The religious fervor the development community brings to their pumping for “smart growth,” is the result of its becoming a politically correct synonym for “big profits.” In the current “smart growth” scenario, cars are seen as monsters sucking the life out of the air, and the developers are the saviors. They stand ready to pack more people into taller buildings with more units. They’re given “density bonuses” for including commercial spaces on the ground floor of these taller, denser buildings. That commercial space (according to the original smart growth concept) was intended for resident-serving businesses, allowing residents to conduct their lives without having to drive to grocery stores, cleaners, barbershops, etc, justifying the density because the mix (more people – closer businesses) would cut down the need for car trips. Smart growth was originally intended to help people out of total dependence on cars.

Here in Santa Monica, the taller, denser buildings have been and are being built. You can see them if you drive down Fifth and Sixth and Seventh Streets between Santa Monica Boulevard and Colorado.

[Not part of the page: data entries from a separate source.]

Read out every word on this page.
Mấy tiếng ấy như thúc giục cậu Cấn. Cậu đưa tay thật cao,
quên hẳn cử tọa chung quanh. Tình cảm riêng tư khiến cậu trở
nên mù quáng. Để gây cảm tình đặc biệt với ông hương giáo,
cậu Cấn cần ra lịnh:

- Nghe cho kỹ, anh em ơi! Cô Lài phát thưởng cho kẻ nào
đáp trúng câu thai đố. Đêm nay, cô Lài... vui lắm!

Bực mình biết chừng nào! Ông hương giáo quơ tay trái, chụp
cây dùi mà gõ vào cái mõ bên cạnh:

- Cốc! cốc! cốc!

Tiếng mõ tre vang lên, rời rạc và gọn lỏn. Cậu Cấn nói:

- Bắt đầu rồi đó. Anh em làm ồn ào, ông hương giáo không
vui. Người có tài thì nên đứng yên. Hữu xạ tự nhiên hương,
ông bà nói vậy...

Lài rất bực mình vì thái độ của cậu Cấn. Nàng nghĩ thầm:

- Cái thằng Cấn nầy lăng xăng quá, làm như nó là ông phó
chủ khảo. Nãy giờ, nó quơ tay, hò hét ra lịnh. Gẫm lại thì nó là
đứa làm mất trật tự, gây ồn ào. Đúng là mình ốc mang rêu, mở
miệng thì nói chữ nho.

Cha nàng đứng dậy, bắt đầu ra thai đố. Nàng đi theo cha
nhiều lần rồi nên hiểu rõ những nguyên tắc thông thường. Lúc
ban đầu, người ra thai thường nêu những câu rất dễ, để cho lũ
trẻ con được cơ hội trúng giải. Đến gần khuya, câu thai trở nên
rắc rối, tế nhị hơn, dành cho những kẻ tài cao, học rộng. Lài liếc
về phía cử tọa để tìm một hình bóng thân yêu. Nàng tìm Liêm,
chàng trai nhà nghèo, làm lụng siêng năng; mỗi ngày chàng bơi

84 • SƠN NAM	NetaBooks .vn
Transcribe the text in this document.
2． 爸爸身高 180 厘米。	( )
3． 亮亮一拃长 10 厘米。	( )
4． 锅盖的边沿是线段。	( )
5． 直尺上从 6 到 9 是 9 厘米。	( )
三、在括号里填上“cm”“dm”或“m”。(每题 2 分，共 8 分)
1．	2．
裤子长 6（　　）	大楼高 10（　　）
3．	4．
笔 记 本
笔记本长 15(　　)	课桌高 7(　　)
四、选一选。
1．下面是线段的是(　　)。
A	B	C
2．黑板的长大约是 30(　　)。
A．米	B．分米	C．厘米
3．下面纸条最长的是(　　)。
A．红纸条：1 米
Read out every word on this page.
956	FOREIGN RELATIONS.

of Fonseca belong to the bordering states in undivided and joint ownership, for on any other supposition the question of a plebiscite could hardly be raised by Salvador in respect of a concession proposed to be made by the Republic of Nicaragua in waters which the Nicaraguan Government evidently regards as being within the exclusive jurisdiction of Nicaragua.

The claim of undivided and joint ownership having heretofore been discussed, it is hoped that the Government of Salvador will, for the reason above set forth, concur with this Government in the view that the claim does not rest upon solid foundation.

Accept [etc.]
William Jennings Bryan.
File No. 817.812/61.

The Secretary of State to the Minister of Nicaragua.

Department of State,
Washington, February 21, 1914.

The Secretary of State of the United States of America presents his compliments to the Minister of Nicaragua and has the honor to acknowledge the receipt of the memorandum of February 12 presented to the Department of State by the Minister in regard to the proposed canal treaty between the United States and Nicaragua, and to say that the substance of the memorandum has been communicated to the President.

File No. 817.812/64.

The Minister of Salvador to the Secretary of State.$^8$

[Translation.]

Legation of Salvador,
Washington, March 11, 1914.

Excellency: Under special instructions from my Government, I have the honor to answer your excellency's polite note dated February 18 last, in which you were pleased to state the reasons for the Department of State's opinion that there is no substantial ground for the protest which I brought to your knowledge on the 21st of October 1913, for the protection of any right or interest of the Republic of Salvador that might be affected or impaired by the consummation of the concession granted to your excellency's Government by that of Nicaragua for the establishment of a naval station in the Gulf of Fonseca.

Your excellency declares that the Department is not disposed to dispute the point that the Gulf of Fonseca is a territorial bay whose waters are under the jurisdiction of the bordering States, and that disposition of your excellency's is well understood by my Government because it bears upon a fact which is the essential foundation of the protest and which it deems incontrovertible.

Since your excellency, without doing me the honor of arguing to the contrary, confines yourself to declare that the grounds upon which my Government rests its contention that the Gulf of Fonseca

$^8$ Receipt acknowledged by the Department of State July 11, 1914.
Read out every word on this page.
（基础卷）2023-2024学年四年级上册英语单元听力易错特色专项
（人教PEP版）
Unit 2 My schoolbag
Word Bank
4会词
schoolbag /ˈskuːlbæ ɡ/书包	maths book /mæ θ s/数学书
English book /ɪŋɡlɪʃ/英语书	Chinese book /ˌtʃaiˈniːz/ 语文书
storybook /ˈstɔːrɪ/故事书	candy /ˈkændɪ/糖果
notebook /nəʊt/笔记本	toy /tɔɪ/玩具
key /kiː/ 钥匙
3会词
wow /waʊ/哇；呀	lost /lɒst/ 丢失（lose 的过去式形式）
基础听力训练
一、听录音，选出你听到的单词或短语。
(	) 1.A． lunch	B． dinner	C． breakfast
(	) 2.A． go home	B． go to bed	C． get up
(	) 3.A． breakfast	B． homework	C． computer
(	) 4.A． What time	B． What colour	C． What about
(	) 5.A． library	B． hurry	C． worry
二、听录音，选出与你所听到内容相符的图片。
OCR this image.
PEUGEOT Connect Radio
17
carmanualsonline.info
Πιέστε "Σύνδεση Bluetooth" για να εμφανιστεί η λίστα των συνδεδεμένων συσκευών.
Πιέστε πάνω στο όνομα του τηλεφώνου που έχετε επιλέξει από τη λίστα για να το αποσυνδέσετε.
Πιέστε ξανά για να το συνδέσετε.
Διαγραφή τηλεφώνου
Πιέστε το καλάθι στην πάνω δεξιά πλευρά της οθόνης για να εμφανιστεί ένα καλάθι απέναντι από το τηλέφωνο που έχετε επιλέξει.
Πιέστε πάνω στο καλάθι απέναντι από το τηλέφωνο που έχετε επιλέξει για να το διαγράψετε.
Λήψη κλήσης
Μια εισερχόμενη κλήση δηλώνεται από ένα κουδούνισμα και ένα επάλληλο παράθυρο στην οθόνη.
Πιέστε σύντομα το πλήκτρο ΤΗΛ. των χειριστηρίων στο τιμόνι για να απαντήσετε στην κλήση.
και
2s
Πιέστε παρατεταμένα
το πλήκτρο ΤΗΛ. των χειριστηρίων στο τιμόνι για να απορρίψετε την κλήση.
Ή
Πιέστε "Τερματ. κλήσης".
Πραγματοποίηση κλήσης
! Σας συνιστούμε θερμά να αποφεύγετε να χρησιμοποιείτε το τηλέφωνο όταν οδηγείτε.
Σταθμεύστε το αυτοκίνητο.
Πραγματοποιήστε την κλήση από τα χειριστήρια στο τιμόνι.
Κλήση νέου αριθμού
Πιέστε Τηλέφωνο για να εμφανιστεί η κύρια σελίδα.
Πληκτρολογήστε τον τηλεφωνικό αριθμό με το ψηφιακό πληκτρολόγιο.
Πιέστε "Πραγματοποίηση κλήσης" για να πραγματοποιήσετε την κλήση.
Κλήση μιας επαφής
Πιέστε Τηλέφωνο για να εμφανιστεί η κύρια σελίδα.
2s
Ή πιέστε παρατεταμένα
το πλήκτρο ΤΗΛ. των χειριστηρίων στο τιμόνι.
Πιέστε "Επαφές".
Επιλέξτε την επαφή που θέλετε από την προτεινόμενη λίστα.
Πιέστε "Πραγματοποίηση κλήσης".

However, the commercial spaces in these “mixed use” buildings have been leased to professional entities such as design studios, architects, chiropractors, and multimedia companies. The resident-serving businesses have not materialized, even though the developers, flying under the flag of smart growth, have been granted the incentives intended to produce them.

We’re getting height and density without the promised payoff.

According to Santa Monica’s zoning ordinances, an owner of a building that houses commercial space is required to provide a certain number of parking spaces for users and customers of the business involved. It has recently been discovered that the parking spaces required by commercial spaces in the new mixed use “smart growth” buildings are all located behind closed parking garage gates, operated by card key or clicker. None of the code-required parking spaces In the new buildings on Fifth and Sixth and Seventh Streets are accessible by the users, clients or customers of these businesses. Consequently, these businesses are generating more demand for the limited parking in the area.

Where were our Planning Department and Building and Safety Department when these got built? Aren’t they charged with catching code violations like this? The principal developer in the area is now complaining about the empty parking spaces he’s being required to build, and is starting to plump for elimination of parking requirements in his buildings. (That’s the developers’ version of “smart growth”).

Those preaching smart growth have solved no problems. They’ve made parking, traffic and congestion worse instead of better, and they’ve received financial benefits for doing so. They’ll likely hype “smart growth” through the entire land use process and it will serve us well if we begin to understand exactly what it means. It means higher profits for developers, larger development fees for the planning department. and greater tax revenues for’ the Redevelopment Agency. It means taller buildings completely out of harmony with this beach community. It means density, congestion, height, and ugliness and devotees purposefully making traffic worse. Unless you value profit or dogma over quality of life, today’s brand of smart growth is no longer a solution to anything. You’d do well to be very suspicious when you hear it used.

Smart growth was yesterday’s partial solution to air pollution from automobiles. But today the technology has been perfected to make cars run on electricity, on a combination of fuel and electricity, on ethanol, and, believe it or not, on fuel made from vegetables. A number of Santa Monica residents owned and loved electric cars before they were recalled and destroyed.

There’s a film about who killed the California electric car that’s been picked up by Sony for distribution and should be out soon. Clean cars are on the way to becoming an answer to air pollution. We already know taller, denser buildings are not. Neither is the developers’ version of “smart growth” no matter how often it’s extolled.

Ellen Brennan is a 10 year Santa Monica resident. She has chaired South Beach Neighborhood Association, is chair of the PRC, speaks often on development issues, and cares deeply about preserving our wonderful beach town.